Laut einer Umfrage unter chinesischen Elektroautoherstellern nimmt das Interesse am europäischen Markt ab. Vier von fünf Befragten gaben in einer Erhebung der chinesischen Handelskammer, durchgeführt im April und Mai, an, dass ihr Vertrauen durch die Zolluntersuchung der EU-Kommission erheblich gelitten habe. Fast drei Viertel berichteten sogar von rückläufigen Geschäften aufgrund dieser Untersuchung. Trotz dieser Herausforderungen betrachten die meisten Unternehmen Europa weiterhin als strategisch wichtigen Markt und planen, in den nächsten fünf Jahren Produktionsstätten in der Region zu errichten.

BMW-Chef Oliver Zipse
BMW-Chef Oliver Zipse - © BMW

Laut dem europäischen Statistikamt exportierte die EU im Jahr 2023 Autos im Wert von 19,4 Milliarden Euro nach China, wobei besonders profitträchtige Verbrennermodelle mit großen Motoren im Fokus standen. Allein seit Jahresbeginn wurden Fahrzeuge mit einem Hubraum von über 2,5 Litern im Wert von 1,2 Milliarden Dollar aus Deutschland nach China exportiert, wie chinesische Einfuhrdaten zeigen. Die Importe von Fahrzeugen aus China beliefen sich 2023 auf insgesamt 9,7 Milliarden Euro. Für die deutschen Automobilhersteller bleibt China der wichtigste Einzelmarkt, auf den etwa ein Drittel ihres Umsatzes entfällt.

Das renommierte Wall Street Journal brachte es zuletzt in recht einfachen Worten auf den Punkt: China produziert zu viel. Und das beginnt, andere Industrienationen jetzt ernsthaft Sorge zu bereiten. Auch wenn die chinesische Überproduktion seit vielen Jahren immer wieder für Turbulenzen sorgte - oft zitiert wird da etwa die Solarindustrie, die Deutschland entwickelte und die völlig von China übernommen wurde – noch nie haben so viele Branchen zugleich über chinesische Dumpingpraktiken geklagt. Das hat einen Grund: Die Chinesische Volkswirtschaft steckt in einer Konjunkturkrise. Auch wenn die offiziellen Zahlen für 2023 ein Wirtschaftswachstum von rund 5 Prozent ausweisen – tatsächlich dürfte die Wirtschaft in China im Vorjahr nur um rund 1,5 bis drei Prozent gewachsen sein, wie Ökonomen aus einer Vielzahl von Indikatoren errechnen.

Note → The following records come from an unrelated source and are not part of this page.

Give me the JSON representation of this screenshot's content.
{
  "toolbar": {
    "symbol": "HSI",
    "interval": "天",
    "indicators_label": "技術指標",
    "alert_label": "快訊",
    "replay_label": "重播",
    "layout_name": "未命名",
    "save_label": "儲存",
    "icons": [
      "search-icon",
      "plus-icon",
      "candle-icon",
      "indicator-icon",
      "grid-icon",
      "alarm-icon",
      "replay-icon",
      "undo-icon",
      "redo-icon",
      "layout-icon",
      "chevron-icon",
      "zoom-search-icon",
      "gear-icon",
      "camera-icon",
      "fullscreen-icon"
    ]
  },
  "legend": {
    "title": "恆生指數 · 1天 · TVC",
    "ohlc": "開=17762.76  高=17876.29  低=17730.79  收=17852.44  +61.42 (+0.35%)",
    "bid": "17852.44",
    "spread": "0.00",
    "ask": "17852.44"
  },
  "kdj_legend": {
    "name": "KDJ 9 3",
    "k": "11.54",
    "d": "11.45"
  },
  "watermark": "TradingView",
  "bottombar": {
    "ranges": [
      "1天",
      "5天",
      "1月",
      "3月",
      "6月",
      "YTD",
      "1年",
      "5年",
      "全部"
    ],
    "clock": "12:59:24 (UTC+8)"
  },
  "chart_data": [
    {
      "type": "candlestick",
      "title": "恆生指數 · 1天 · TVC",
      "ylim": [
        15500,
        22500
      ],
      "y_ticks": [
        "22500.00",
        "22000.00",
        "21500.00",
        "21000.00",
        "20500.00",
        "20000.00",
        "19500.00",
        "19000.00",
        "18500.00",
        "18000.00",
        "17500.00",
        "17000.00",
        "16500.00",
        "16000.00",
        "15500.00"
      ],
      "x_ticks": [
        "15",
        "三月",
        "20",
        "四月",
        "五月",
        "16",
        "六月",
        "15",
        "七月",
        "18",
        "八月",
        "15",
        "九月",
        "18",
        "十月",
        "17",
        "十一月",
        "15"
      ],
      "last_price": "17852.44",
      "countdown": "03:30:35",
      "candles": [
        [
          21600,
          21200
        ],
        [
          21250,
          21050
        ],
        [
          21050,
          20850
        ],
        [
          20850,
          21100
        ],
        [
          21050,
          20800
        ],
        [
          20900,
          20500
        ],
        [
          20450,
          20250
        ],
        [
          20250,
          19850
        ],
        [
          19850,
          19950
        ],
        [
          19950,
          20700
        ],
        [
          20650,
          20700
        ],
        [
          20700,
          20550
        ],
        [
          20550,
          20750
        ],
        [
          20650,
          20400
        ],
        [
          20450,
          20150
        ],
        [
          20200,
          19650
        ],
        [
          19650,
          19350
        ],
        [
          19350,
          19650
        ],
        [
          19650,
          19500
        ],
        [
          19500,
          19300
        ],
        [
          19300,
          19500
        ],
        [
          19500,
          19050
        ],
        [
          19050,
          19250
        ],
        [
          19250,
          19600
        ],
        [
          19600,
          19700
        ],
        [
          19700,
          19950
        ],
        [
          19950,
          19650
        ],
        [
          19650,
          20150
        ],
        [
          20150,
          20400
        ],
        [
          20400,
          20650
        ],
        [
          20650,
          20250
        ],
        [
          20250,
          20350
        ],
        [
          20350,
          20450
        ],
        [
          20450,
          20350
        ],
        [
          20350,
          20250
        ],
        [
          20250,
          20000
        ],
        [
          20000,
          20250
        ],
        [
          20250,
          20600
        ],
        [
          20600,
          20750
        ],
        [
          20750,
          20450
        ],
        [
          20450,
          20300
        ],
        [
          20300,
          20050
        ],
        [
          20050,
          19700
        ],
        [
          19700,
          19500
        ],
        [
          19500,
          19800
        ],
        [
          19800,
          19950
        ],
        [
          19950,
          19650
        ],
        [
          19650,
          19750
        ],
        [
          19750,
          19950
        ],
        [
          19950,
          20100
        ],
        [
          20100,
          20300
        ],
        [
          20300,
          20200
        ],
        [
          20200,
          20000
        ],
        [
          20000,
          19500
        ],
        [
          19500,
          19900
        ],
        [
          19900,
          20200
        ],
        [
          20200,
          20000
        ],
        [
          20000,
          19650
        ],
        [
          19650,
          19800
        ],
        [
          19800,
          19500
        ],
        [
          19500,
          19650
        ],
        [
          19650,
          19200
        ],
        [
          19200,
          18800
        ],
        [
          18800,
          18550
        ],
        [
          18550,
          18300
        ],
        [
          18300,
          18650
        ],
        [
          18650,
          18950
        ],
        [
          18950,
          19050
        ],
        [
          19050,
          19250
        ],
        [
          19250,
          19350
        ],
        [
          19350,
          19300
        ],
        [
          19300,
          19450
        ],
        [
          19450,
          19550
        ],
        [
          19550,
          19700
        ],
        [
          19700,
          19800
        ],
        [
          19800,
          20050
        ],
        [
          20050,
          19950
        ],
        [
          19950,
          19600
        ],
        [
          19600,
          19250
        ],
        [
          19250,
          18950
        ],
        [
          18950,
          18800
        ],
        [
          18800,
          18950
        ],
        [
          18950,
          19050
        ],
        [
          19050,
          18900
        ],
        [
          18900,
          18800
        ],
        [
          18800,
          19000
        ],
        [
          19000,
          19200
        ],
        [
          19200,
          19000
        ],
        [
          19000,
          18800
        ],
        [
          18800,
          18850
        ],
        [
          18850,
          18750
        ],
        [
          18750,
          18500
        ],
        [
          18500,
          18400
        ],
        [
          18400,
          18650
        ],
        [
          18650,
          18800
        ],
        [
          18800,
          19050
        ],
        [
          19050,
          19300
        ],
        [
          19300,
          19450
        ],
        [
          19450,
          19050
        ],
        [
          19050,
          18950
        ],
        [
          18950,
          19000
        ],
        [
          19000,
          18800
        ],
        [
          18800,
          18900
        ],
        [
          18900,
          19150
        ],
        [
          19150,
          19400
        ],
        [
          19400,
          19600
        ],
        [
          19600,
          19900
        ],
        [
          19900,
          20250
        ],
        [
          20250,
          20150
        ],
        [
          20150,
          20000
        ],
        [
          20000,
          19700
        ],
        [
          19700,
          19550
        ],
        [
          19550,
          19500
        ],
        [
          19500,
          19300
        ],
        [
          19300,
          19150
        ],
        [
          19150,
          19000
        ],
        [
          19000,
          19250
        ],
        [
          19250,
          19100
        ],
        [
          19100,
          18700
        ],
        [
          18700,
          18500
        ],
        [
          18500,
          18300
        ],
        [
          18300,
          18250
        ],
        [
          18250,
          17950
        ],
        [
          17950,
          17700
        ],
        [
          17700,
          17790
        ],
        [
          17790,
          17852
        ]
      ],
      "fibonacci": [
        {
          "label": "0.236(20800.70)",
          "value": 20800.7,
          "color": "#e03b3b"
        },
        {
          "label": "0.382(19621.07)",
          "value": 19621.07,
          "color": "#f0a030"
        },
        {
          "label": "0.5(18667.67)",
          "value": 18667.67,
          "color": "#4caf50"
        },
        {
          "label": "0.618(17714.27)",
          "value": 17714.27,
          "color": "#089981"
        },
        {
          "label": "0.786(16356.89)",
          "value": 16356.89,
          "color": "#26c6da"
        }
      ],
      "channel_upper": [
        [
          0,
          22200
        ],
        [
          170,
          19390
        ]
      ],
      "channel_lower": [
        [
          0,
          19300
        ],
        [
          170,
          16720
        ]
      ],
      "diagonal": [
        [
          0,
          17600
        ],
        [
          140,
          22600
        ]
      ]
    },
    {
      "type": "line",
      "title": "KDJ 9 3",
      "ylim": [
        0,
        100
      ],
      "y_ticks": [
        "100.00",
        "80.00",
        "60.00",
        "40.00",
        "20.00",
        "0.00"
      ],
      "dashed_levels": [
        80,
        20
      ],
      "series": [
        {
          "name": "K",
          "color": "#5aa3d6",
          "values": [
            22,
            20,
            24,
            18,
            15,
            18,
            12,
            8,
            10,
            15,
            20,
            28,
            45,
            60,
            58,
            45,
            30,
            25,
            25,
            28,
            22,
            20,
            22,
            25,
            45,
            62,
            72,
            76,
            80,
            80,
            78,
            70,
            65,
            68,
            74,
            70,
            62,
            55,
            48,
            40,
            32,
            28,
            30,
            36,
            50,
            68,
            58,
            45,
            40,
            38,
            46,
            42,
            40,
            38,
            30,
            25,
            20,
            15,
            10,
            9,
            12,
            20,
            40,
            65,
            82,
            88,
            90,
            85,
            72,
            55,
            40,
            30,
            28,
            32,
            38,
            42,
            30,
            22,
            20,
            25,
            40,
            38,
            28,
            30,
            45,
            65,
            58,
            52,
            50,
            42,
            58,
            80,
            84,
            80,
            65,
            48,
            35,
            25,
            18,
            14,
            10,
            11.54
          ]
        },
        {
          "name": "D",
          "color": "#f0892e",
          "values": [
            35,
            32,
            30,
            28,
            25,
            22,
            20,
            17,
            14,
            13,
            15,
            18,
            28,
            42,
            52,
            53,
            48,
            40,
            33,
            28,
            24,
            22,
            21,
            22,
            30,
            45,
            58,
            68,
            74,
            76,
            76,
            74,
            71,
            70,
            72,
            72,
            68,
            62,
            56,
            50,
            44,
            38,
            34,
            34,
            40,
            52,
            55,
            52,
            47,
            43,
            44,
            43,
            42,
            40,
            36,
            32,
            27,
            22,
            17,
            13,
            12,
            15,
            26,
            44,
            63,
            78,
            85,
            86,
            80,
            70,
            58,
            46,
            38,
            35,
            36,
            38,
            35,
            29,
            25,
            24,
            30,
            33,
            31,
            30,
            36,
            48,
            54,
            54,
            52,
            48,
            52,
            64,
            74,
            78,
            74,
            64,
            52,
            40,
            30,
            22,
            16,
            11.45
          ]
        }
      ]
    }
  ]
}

Hinzu kommt, dass das Geschäftsmodell der chinesischen Volkswirtschaft, das in den vergangenen fünfzehn Jahren für massives Wachstum gesorgt hat, sein Ende erreicht hat: China sucht nach einem neuen Wachstumspfad. Und der dürfte, so die Befürchtungen, im noch stärkeren Export liegen.